Rearranging this equation and substituting the values for the concentrations of \(\ce{Hox^{−}}\) and \(\ce{ox^{2−}}\),

\[ \left [ H^{+} \right ] =\dfrac{K_{a2}\left [ Hox^{-} \right ]}{\left [ ox^{2-} \right ]} = \dfrac{\left ( 1.6\times 10^{-4} \right ) \left ( 2.32\times 10^{-2} \right )}{\left ( 9.68\times 10^{-3} \right )}=3.7\times 10^{-4} \; M \nonumber \]

So

\[ pH = -\log\left [ H^{+} \right ]= -\log\left ( 3.7 \times 10^{-4} \right )= 3.43 \nonumber \]

This answer makes chemical sense because the pH is between the first and second \(pK_a\) values of oxalic acid, as it must be.

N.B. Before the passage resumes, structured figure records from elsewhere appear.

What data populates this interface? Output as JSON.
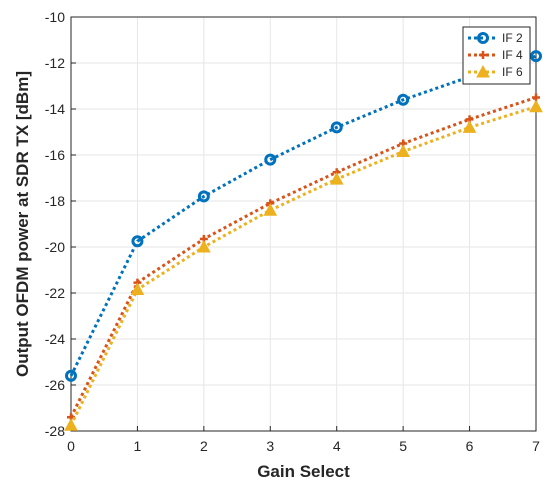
{
  "chart_data": {
    "type": "line",
    "title": "",
    "xlabel": "Gain Select",
    "ylabel": "Output OFDM power at SDR TX [dBm]",
    "x": [
      0,
      1,
      2,
      3,
      4,
      5,
      6,
      7
    ],
    "xlim": [
      0,
      7
    ],
    "ylim": [
      -28,
      -10
    ],
    "xticks": [
      "0",
      "1",
      "2",
      "3",
      "4",
      "5",
      "6",
      "7"
    ],
    "yticks": [
      "-28",
      "-26",
      "-24",
      "-22",
      "-20",
      "-18",
      "-16",
      "-14",
      "-12",
      "-10"
    ],
    "grid": true,
    "legend_position": "top-right",
    "series": [
      {
        "name": "IF 2",
        "color": "#0072BD",
        "marker": "circle",
        "values": [
          -25.6,
          -19.75,
          -17.8,
          -16.2,
          -14.8,
          -13.6,
          -12.6,
          -11.7
        ]
      },
      {
        "name": "IF 4",
        "color": "#D95319",
        "marker": "plus",
        "values": [
          -27.4,
          -21.55,
          -19.65,
          -18.1,
          -16.75,
          -15.5,
          -14.45,
          -13.5
        ]
      },
      {
        "name": "IF 6",
        "color": "#EDB120",
        "marker": "triangle",
        "values": [
          -27.75,
          -21.85,
          -20.0,
          -18.4,
          -17.05,
          -15.85,
          -14.8,
          -13.9
        ]
      }
    ]
  }
}
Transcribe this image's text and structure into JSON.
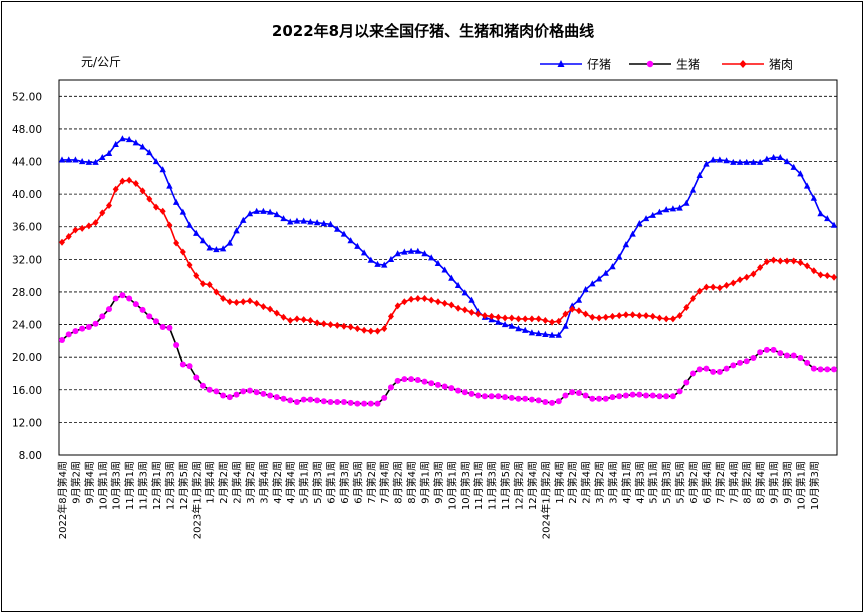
{
  "chart_data": {
    "type": "line",
    "title": "2022年8月以来全国仔猪、生猪和猪肉价格曲线",
    "unit": "元/公斤",
    "ylim": [
      8,
      54
    ],
    "yticks": [
      "8.00",
      "12.00",
      "16.00",
      "20.00",
      "24.00",
      "28.00",
      "32.00",
      "36.00",
      "40.00",
      "44.00",
      "48.00",
      "52.00"
    ],
    "yticks_values": [
      8,
      12,
      16,
      20,
      24,
      28,
      32,
      36,
      40,
      44,
      48,
      52
    ],
    "grid": true,
    "legend_position": "top-right",
    "x_tick_labels": [
      "2022年8月第4周",
      "9月第2周",
      "9月第4周",
      "10月第1周",
      "10月第3周",
      "11月第1周",
      "11月第3周",
      "12月第1周",
      "12月第3周",
      "12月第5周",
      "2023年1月第2周",
      "1月第4周",
      "2月第2周",
      "2月第4周",
      "3月第2周",
      "3月第4周",
      "4月第2周",
      "4月第4周",
      "5月第1周",
      "5月第3周",
      "6月第1周",
      "6月第3周",
      "6月第5周",
      "7月第2周",
      "7月第4周",
      "8月第2周",
      "8月第4周",
      "9月第1周",
      "9月第3周",
      "10月第1周",
      "10月第3周",
      "11月第1周",
      "11月第3周",
      "11月第5周",
      "12月第2周",
      "12月第4周",
      "2024年1月第2周",
      "1月第4周",
      "2月第2周",
      "2月第4周",
      "3月第2周",
      "3月第4周",
      "4月第1周",
      "4月第3周",
      "5月第1周",
      "5月第3周",
      "5月第5周",
      "6月第2周",
      "6月第4周",
      "7月第2周",
      "7月第4周",
      "8月第2周",
      "8月第4周",
      "9月第1周",
      "9月第3周",
      "10月第1周",
      "10月第3周"
    ],
    "series": [
      {
        "name": "仔猪",
        "color": "#0000ff",
        "marker": "triangle",
        "values": [
          44.2,
          44.2,
          44.2,
          44.0,
          43.9,
          43.9,
          44.5,
          45.0,
          46.1,
          46.8,
          46.7,
          46.3,
          45.8,
          45.1,
          44.0,
          43.0,
          41.0,
          39.0,
          37.8,
          36.2,
          35.2,
          34.3,
          33.4,
          33.2,
          33.3,
          34.0,
          35.5,
          36.8,
          37.6,
          37.9,
          37.9,
          37.8,
          37.5,
          37.0,
          36.6,
          36.7,
          36.7,
          36.6,
          36.5,
          36.4,
          36.3,
          35.7,
          35.1,
          34.3,
          33.6,
          32.8,
          31.9,
          31.4,
          31.3,
          32.0,
          32.7,
          32.9,
          33.0,
          33.0,
          32.7,
          32.2,
          31.5,
          30.7,
          29.7,
          28.8,
          27.9,
          27.0,
          25.6,
          24.9,
          24.6,
          24.3,
          24.0,
          23.8,
          23.5,
          23.3,
          23.0,
          22.9,
          22.8,
          22.7,
          22.7,
          23.8,
          26.3,
          27.0,
          28.3,
          29.0,
          29.6,
          30.3,
          31.1,
          32.3,
          33.8,
          35.1,
          36.4,
          37.0,
          37.4,
          37.8,
          38.1,
          38.2,
          38.3,
          38.9,
          40.5,
          42.3,
          43.7,
          44.2,
          44.2,
          44.1,
          43.9,
          43.9,
          43.9,
          43.9,
          43.9,
          44.3,
          44.5,
          44.5,
          44.0,
          43.3,
          42.5,
          41.0,
          39.5,
          37.6,
          37.0,
          36.2
        ]
      },
      {
        "name": "生猪",
        "color": "#ff00ff",
        "line_color": "#000000",
        "marker": "circle",
        "values": [
          22.1,
          22.8,
          23.2,
          23.5,
          23.7,
          24.1,
          25.0,
          25.9,
          27.2,
          27.6,
          27.2,
          26.5,
          25.8,
          25.0,
          24.4,
          23.7,
          23.6,
          21.5,
          19.1,
          18.9,
          17.5,
          16.5,
          16.0,
          15.8,
          15.3,
          15.1,
          15.4,
          15.8,
          15.9,
          15.7,
          15.5,
          15.3,
          15.1,
          14.9,
          14.7,
          14.5,
          14.8,
          14.8,
          14.7,
          14.6,
          14.5,
          14.5,
          14.5,
          14.4,
          14.3,
          14.3,
          14.3,
          14.3,
          15.0,
          16.3,
          17.1,
          17.3,
          17.3,
          17.2,
          17.0,
          16.8,
          16.6,
          16.4,
          16.2,
          15.9,
          15.7,
          15.5,
          15.3,
          15.2,
          15.2,
          15.2,
          15.1,
          15.0,
          14.9,
          14.9,
          14.8,
          14.7,
          14.5,
          14.4,
          14.6,
          15.3,
          15.7,
          15.6,
          15.3,
          14.9,
          14.9,
          14.9,
          15.1,
          15.2,
          15.3,
          15.4,
          15.4,
          15.3,
          15.3,
          15.2,
          15.2,
          15.2,
          15.8,
          16.9,
          18.0,
          18.5,
          18.6,
          18.2,
          18.2,
          18.6,
          19.0,
          19.3,
          19.5,
          19.9,
          20.6,
          20.9,
          20.9,
          20.5,
          20.2,
          20.2,
          19.9,
          19.3,
          18.6,
          18.5,
          18.5,
          18.5
        ]
      },
      {
        "name": "猪肉",
        "color": "#ff0000",
        "marker": "diamond",
        "values": [
          34.1,
          34.8,
          35.6,
          35.8,
          36.1,
          36.5,
          37.7,
          38.6,
          40.6,
          41.6,
          41.7,
          41.3,
          40.4,
          39.4,
          38.4,
          37.9,
          36.2,
          34.0,
          32.9,
          31.3,
          30.0,
          29.0,
          28.9,
          28.0,
          27.2,
          26.8,
          26.7,
          26.8,
          26.9,
          26.6,
          26.2,
          25.9,
          25.4,
          24.9,
          24.5,
          24.7,
          24.6,
          24.5,
          24.2,
          24.1,
          24.0,
          23.9,
          23.8,
          23.7,
          23.5,
          23.3,
          23.2,
          23.2,
          23.5,
          25.0,
          26.3,
          26.8,
          27.1,
          27.2,
          27.2,
          27.0,
          26.8,
          26.6,
          26.4,
          26.0,
          25.8,
          25.5,
          25.3,
          25.1,
          25.0,
          24.9,
          24.8,
          24.8,
          24.7,
          24.7,
          24.7,
          24.7,
          24.5,
          24.3,
          24.4,
          25.3,
          25.9,
          25.7,
          25.3,
          24.9,
          24.8,
          24.9,
          25.0,
          25.1,
          25.2,
          25.2,
          25.1,
          25.1,
          25.0,
          24.8,
          24.7,
          24.7,
          25.1,
          26.1,
          27.2,
          28.1,
          28.6,
          28.6,
          28.5,
          28.8,
          29.1,
          29.5,
          29.8,
          30.2,
          31.0,
          31.7,
          31.9,
          31.8,
          31.8,
          31.8,
          31.6,
          31.2,
          30.6,
          30.1,
          30.0,
          29.8
        ]
      }
    ]
  }
}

We added enough hydroxide ion to completely titrate the first, more acidic proton (which should give us a pH greater than \(pK_{a1}\)), but we added only enough to titrate less than half of the second, less acidic proton, with \(pK_{a2}\). If we had added exactly enough hydroxide to completely titrate the first proton plus half of the second, we would be at the midpoint of the second step in the titration, and the pH would be 3.81, equal to \(pK_{a2}\).